A B.C, senior is pleading for the return of sentimentality valuable jewelry that was allegedly stolen from her room as she lay bedridden in a long-term care facility.

Norma Patricia Cantlon, 90, was battling pneumonia and on supplemental oxygen at the Cascade Lodge in Chilliwack, B.C., when a thief entered her room on Remembrance Day and stole two rings that she kept on her bedside table, her family says.

Both rings have significant sentimental value — one is Cantlon's diamond wedding ring, and the other is a custom-made 65th wedding anniversary ring that her husband, Art, had made for her.

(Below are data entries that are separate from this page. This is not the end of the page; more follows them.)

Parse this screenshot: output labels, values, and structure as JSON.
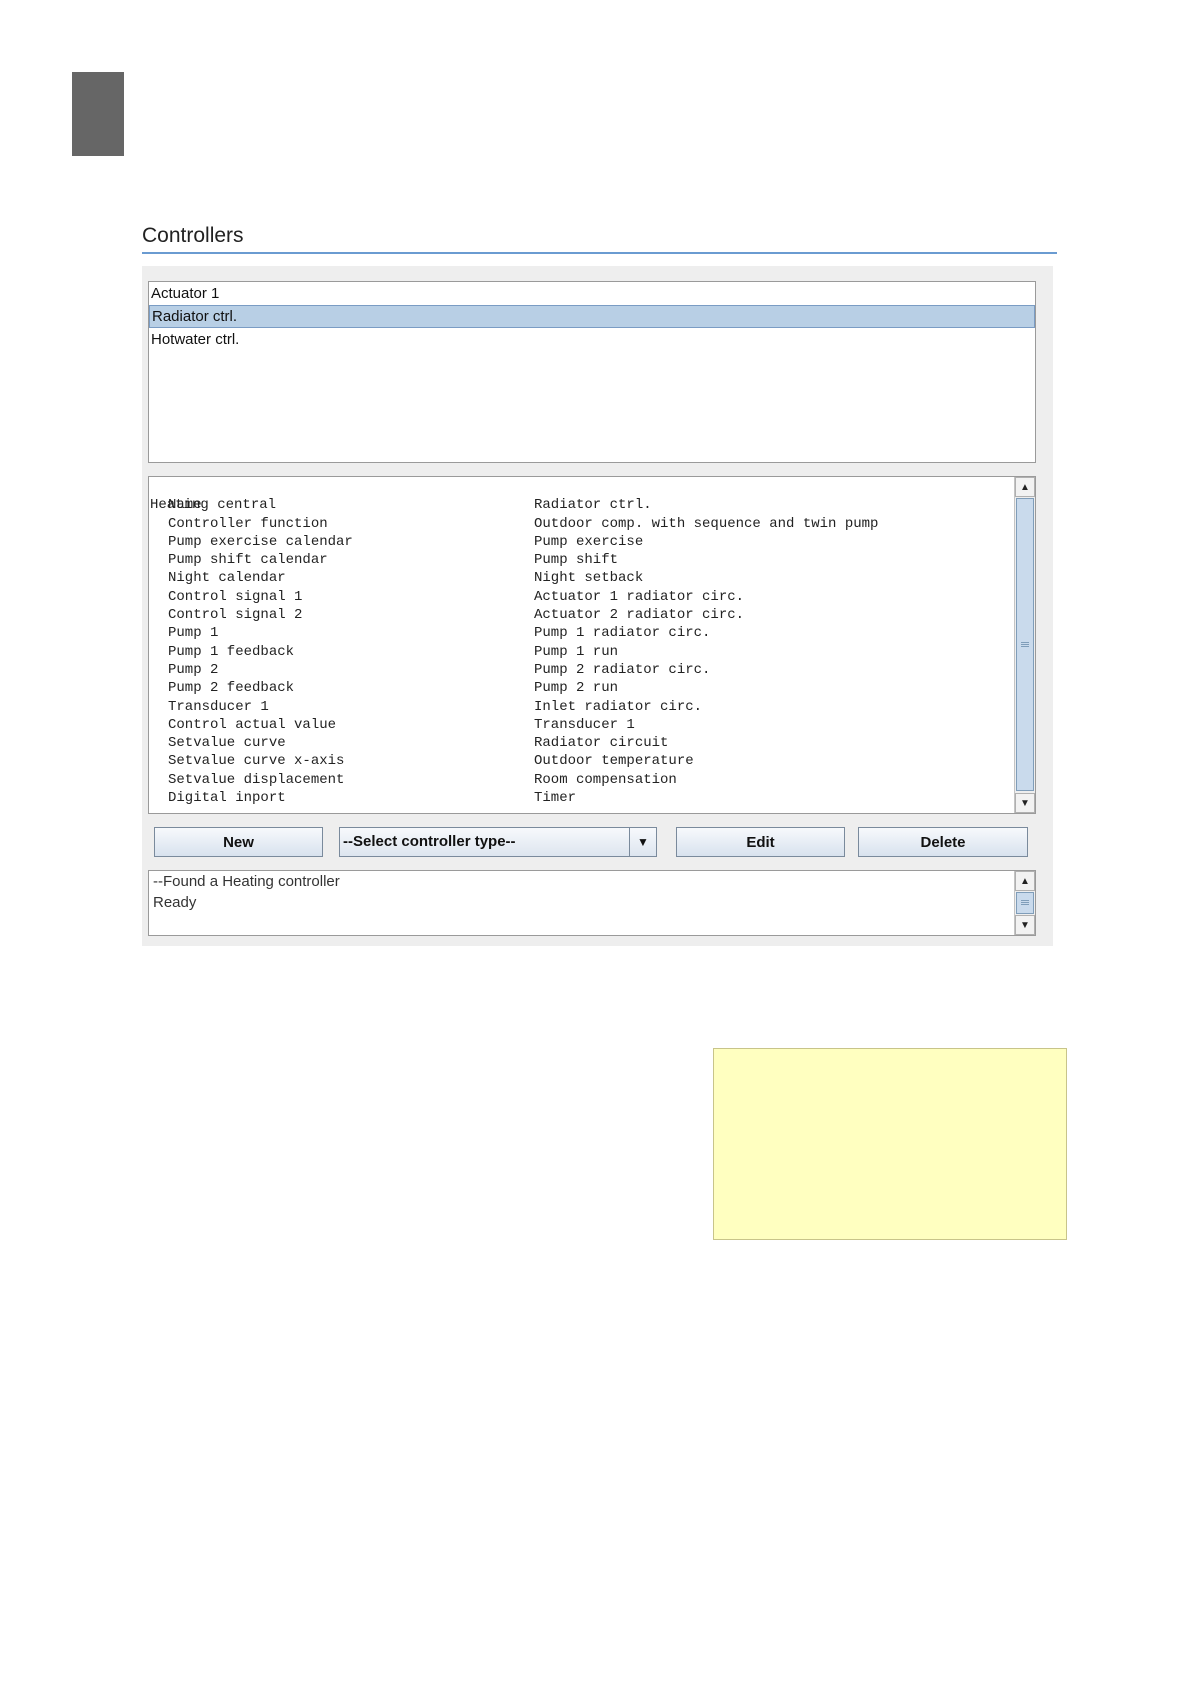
{
  "section": {
    "title": "Controllers"
  },
  "controllers_list": {
    "items": [
      {
        "label": "Actuator 1",
        "selected": false
      },
      {
        "label": "Radiator ctrl.",
        "selected": true
      },
      {
        "label": "Hotwater ctrl.",
        "selected": false
      }
    ]
  },
  "details": {
    "header": "Heating central",
    "rows": [
      {
        "key": "Name",
        "value": "Radiator ctrl."
      },
      {
        "key": "Controller function",
        "value": "Outdoor comp. with sequence and twin pump"
      },
      {
        "key": "Pump exercise calendar",
        "value": "Pump exercise"
      },
      {
        "key": "Pump shift calendar",
        "value": "Pump shift"
      },
      {
        "key": "Night calendar",
        "value": "Night setback"
      },
      {
        "key": "Control signal 1",
        "value": "Actuator 1 radiator circ."
      },
      {
        "key": "Control signal 2",
        "value": "Actuator 2 radiator circ."
      },
      {
        "key": "Pump 1",
        "value": "Pump 1 radiator circ."
      },
      {
        "key": "Pump 1 feedback",
        "value": "Pump 1 run"
      },
      {
        "key": "Pump 2",
        "value": "Pump 2 radiator circ."
      },
      {
        "key": "Pump 2 feedback",
        "value": "Pump 2 run"
      },
      {
        "key": "Transducer 1",
        "value": "Inlet radiator circ."
      },
      {
        "key": "Control actual value",
        "value": "Transducer 1"
      },
      {
        "key": "Setvalue curve",
        "value": "Radiator circuit"
      },
      {
        "key": "Setvalue curve x-axis",
        "value": "Outdoor temperature"
      },
      {
        "key": "Setvalue displacement",
        "value": "Room compensation"
      },
      {
        "key": "Digital inport",
        "value": "Timer"
      }
    ]
  },
  "toolbar": {
    "new_label": "New",
    "controller_type_selected": "--Select controller type--",
    "edit_label": "Edit",
    "delete_label": "Delete"
  },
  "status_log": {
    "lines": [
      "--Found a Heating controller",
      "Ready"
    ]
  },
  "icons": {
    "scroll_up": "arrow-up-icon",
    "scroll_down": "arrow-down-icon",
    "dropdown": "chevron-down-icon"
  },
  "colors": {
    "accent_rule": "#6a9bd1",
    "selection": "#b8cfe5",
    "note_background": "#ffffc0",
    "page_tab": "#666666"
  }
}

Art died just two weeks before the anniversary date, making the ring the last gift he ever gave to her. 

Norma Patricia Cantlon

The two rings pictured above were stolen from Norma Patricia Cantlon's bedside table in a Chilliwack long-term care facility on Remembrance Day, her family says. (James Cantlon)

Cantlon's son James says that the family did not originally want his mother to keep the rings with her when she was transferred from Chilliwack General Hospital to the Cascade Lodge in March, but that she begged to keep them with her.

"You can't deny an elderly woman her last pleasures," says James.

Cantlon's family says they do not think it was a guest or intruder who stole the rings, because their mother's room is directly across from the nursing station. Anyone entering the room would have to walk by the nurses first, they say.

Staff at the Cascade Lodge says they have questioned staff, but that the facility does not surveillance cameras.

Chilliwack RCMP told CBC News that the rings were reported missing — not stolen — about two weeks ago, and that they will be investigating the incident.